Gregg won just 13 of 52 games in two seasons as the Pirates’ head coach from 1994 to 1995. It was his final football coaching job.
After a 10-year hiatus working for a professional football team, 71-year-old Forrest Gregg served as the CFL’s Ottawa Renegades’ executive vice president of football operations from 2005 to 2006.
Gregg had several health issues including melanoma in 1976 and colon cancer in 2001, per ESPN.
It did not get any better as the years went by. Gregg discovered he had Parkinson’s disease in 2011. He believed it was the result of various concussions he had sustained during his pro football career.
Forrest Gregg remained upbeat despite the diagnosis. He never hid the fact he had Parkinson’s disease. He even spoke publicly about living a life afflicted with Parkinson’s in the twilight of his life.

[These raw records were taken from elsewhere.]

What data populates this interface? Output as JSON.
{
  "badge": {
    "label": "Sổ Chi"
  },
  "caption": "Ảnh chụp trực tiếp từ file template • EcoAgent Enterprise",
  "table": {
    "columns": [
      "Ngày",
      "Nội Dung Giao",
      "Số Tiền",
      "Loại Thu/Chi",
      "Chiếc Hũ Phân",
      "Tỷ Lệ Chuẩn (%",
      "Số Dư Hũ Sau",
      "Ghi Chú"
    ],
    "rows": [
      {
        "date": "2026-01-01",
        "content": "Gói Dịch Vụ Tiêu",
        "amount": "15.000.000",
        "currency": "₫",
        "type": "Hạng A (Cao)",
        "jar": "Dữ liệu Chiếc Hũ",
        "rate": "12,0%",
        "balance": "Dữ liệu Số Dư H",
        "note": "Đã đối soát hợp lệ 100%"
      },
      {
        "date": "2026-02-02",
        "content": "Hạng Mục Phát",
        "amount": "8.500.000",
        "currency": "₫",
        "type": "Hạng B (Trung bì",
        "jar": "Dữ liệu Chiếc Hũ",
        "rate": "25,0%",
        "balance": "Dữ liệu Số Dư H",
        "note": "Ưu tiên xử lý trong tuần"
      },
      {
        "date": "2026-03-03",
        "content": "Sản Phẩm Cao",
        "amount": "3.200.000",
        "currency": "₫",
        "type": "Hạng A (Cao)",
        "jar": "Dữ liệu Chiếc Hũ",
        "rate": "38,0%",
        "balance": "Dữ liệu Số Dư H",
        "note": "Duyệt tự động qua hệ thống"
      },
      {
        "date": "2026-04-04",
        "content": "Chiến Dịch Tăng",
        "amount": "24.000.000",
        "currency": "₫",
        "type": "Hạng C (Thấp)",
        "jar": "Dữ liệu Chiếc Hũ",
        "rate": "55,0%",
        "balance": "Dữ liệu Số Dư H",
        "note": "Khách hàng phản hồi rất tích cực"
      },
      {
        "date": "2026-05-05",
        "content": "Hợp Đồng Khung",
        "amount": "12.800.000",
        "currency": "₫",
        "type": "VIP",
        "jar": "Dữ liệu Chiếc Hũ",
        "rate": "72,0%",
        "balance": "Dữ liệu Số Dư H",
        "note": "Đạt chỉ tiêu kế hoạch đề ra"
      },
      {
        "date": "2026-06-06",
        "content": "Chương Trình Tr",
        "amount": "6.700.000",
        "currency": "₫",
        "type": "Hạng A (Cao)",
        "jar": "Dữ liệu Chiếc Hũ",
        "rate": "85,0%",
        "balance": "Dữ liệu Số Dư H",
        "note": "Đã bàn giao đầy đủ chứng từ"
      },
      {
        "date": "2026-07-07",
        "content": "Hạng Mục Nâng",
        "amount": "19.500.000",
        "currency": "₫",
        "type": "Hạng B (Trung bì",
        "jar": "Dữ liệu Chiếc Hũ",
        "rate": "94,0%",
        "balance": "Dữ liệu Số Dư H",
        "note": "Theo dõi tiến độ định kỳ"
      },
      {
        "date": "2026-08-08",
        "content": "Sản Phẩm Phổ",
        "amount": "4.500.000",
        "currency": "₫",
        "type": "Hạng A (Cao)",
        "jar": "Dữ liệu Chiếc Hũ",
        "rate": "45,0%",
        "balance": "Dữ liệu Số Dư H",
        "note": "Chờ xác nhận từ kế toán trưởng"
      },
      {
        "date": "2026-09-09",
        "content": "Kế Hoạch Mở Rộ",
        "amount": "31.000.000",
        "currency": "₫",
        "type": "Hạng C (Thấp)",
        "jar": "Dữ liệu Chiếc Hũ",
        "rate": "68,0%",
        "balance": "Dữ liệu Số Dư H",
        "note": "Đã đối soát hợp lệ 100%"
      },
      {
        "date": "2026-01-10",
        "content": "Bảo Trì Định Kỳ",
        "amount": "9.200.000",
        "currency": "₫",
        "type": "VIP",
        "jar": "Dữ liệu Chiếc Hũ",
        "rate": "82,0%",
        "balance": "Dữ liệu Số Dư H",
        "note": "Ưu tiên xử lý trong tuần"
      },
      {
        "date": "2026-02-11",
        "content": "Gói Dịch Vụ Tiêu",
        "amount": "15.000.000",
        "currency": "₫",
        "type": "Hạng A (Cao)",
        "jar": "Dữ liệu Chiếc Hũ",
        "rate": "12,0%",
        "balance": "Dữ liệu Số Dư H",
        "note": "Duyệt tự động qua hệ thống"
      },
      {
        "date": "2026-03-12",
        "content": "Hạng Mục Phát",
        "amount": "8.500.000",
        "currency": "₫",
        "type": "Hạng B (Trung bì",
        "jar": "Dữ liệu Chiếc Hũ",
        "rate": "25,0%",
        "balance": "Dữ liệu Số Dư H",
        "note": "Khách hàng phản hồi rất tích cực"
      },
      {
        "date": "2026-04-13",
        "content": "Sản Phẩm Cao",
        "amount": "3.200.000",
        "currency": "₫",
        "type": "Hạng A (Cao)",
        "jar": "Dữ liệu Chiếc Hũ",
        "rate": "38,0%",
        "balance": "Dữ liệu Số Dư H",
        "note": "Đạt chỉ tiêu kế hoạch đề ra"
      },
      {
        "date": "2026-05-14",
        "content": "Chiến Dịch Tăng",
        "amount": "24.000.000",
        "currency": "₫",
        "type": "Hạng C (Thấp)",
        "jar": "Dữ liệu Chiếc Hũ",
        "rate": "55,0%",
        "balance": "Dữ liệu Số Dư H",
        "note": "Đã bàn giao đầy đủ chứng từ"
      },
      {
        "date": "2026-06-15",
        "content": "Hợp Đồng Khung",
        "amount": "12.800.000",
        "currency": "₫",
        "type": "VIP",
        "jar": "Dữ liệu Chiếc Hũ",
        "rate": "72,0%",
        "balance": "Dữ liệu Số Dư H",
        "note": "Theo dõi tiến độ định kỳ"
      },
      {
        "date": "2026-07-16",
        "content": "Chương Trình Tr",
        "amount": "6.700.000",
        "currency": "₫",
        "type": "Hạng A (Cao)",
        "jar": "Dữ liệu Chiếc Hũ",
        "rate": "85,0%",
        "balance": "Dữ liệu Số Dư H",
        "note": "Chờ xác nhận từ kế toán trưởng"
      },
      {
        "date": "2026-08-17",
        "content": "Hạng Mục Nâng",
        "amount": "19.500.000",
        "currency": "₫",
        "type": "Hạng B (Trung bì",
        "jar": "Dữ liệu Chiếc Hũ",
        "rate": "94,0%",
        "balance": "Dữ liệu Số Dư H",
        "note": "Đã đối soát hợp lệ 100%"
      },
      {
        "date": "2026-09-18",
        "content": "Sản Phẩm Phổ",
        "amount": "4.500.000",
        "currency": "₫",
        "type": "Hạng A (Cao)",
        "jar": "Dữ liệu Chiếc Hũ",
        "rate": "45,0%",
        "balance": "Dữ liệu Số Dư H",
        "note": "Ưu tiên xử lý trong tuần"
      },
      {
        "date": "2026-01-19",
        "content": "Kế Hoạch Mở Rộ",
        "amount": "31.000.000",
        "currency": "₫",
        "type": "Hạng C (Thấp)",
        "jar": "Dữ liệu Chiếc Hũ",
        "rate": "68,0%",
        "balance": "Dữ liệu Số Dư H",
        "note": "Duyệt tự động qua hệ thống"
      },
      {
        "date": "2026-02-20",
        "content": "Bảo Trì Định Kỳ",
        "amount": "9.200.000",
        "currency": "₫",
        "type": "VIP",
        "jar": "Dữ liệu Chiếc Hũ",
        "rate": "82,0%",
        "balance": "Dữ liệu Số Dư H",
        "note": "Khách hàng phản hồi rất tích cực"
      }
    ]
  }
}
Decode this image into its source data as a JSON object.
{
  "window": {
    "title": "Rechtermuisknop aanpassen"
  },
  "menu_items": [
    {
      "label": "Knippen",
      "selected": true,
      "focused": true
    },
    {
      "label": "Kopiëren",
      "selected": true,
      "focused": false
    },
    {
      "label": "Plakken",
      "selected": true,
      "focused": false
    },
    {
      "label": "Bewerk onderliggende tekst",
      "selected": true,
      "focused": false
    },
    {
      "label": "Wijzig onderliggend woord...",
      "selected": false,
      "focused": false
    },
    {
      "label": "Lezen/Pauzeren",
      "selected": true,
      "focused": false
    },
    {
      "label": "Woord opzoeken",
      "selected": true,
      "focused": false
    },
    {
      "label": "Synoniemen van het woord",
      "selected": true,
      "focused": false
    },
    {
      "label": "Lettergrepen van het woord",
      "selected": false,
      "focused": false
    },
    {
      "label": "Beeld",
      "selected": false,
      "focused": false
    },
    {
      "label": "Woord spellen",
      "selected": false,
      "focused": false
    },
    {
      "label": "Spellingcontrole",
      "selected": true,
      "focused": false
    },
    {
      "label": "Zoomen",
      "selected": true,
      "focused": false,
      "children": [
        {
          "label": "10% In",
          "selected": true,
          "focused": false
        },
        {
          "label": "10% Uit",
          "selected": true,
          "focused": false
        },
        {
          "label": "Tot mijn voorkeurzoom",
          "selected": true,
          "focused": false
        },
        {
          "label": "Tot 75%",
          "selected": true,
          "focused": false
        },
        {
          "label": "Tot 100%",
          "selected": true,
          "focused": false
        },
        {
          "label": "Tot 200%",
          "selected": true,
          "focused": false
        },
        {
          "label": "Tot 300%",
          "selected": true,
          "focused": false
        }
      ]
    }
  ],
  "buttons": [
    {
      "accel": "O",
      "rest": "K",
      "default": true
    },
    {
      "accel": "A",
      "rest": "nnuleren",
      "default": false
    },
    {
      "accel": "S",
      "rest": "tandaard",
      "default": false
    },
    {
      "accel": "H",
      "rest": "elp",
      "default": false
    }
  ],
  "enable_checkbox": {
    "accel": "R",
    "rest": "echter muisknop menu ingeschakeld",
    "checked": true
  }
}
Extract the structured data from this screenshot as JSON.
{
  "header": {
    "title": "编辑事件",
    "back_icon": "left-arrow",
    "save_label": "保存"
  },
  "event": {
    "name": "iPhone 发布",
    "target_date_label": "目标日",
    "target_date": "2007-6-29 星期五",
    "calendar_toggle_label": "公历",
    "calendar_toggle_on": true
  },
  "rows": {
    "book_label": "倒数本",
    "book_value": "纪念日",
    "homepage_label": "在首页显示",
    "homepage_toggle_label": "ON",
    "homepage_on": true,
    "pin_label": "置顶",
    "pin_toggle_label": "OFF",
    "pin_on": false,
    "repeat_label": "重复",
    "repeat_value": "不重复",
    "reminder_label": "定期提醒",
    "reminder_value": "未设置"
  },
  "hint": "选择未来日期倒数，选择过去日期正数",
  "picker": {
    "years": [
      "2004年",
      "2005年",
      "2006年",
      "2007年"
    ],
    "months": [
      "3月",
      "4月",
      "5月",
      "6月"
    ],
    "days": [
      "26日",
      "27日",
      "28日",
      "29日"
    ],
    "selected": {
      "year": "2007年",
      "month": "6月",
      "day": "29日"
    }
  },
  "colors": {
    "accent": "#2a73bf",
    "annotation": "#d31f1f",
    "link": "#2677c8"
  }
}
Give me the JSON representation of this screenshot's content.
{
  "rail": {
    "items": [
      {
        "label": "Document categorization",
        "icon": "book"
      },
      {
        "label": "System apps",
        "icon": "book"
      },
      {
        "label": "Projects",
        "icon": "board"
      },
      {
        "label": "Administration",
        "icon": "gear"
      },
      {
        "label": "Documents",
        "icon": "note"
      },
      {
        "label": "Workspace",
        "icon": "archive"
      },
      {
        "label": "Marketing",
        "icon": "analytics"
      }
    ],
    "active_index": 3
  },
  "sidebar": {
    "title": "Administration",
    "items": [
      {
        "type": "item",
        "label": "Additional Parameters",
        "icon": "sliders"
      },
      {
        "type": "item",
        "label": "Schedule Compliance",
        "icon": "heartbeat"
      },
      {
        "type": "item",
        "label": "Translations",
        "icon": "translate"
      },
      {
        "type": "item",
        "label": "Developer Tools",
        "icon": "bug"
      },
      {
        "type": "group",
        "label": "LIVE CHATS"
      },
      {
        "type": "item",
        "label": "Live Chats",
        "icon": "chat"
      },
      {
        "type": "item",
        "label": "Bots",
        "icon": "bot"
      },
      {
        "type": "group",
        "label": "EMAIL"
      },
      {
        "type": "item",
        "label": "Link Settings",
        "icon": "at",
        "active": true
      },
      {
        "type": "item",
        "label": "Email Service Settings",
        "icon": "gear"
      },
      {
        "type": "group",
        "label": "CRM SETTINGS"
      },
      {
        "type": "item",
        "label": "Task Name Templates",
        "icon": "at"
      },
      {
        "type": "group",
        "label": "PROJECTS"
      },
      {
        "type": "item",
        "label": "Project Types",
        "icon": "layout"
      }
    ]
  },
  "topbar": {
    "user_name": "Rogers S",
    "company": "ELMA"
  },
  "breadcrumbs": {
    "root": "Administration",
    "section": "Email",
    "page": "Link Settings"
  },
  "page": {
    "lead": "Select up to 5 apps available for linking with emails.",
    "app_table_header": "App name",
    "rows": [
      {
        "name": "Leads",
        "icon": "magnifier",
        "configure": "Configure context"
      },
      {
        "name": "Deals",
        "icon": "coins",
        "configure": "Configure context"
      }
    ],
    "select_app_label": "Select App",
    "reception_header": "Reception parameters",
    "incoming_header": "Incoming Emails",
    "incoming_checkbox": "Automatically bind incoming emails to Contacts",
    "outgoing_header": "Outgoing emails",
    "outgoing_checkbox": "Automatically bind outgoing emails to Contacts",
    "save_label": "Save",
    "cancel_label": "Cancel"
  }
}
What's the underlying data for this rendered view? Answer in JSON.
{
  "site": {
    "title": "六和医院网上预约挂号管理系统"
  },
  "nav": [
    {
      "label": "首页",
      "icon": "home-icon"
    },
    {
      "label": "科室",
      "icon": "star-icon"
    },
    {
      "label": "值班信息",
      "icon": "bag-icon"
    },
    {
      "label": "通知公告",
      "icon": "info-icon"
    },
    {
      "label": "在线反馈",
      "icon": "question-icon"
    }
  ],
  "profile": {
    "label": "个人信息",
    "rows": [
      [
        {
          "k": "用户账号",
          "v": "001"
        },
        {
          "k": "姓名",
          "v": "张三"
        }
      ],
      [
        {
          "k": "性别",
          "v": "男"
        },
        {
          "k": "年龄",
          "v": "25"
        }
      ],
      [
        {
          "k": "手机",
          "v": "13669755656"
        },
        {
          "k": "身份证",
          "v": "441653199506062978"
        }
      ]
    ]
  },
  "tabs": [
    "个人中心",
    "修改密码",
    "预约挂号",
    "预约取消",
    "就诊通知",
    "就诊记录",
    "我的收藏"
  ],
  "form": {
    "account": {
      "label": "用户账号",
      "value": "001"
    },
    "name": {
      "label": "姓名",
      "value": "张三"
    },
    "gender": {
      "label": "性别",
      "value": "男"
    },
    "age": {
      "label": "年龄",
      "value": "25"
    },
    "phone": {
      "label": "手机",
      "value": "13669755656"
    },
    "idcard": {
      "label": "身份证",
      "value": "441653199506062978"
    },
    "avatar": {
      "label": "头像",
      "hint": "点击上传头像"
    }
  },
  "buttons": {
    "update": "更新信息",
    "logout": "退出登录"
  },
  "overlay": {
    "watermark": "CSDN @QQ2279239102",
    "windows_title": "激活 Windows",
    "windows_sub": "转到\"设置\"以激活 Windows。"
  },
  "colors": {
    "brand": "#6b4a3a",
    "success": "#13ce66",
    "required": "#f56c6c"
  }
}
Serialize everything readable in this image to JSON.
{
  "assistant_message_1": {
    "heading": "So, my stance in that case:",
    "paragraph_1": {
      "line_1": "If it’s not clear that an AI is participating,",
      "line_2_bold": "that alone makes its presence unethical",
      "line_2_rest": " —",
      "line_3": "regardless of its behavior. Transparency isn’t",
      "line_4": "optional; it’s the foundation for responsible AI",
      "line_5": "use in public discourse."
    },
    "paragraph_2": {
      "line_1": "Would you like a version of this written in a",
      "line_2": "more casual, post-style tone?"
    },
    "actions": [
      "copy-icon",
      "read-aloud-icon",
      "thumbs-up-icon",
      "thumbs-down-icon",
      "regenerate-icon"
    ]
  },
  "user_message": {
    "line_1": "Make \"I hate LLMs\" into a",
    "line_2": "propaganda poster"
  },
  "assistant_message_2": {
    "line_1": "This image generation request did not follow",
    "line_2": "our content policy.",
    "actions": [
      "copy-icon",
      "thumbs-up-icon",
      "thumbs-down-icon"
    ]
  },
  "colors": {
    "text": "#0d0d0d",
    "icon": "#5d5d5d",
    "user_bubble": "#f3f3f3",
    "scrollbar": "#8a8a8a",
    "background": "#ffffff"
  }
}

Sadly, Forrest Gregg passed away due to complications from Parkinson’s disease in Colorado Springs, CO on April 12, 2019. He was 85 years old.
Gregg left behind his wife Barbara, daughter Karen, and son Forrest Jr. At the time of Forrest Sr’s death, he and Barbara had been married for 59 years.
Karen Gregg-Spehar told The Associated Press (via ESPN) that her family donated her father’s brain to Boston University’s CTE Center for further examination in the spring of 2019.
Forrest Gregg is also a member of the SMU Athletics Hall of Fame, the Southwest Conference Hall of Fame, the Green Bay Packers Hall of Fame, the NFL 1960s All-Decade Team, the NFL 75th Anniversary All-Time Team, and the NFL 100th Anniversary All-Time Team.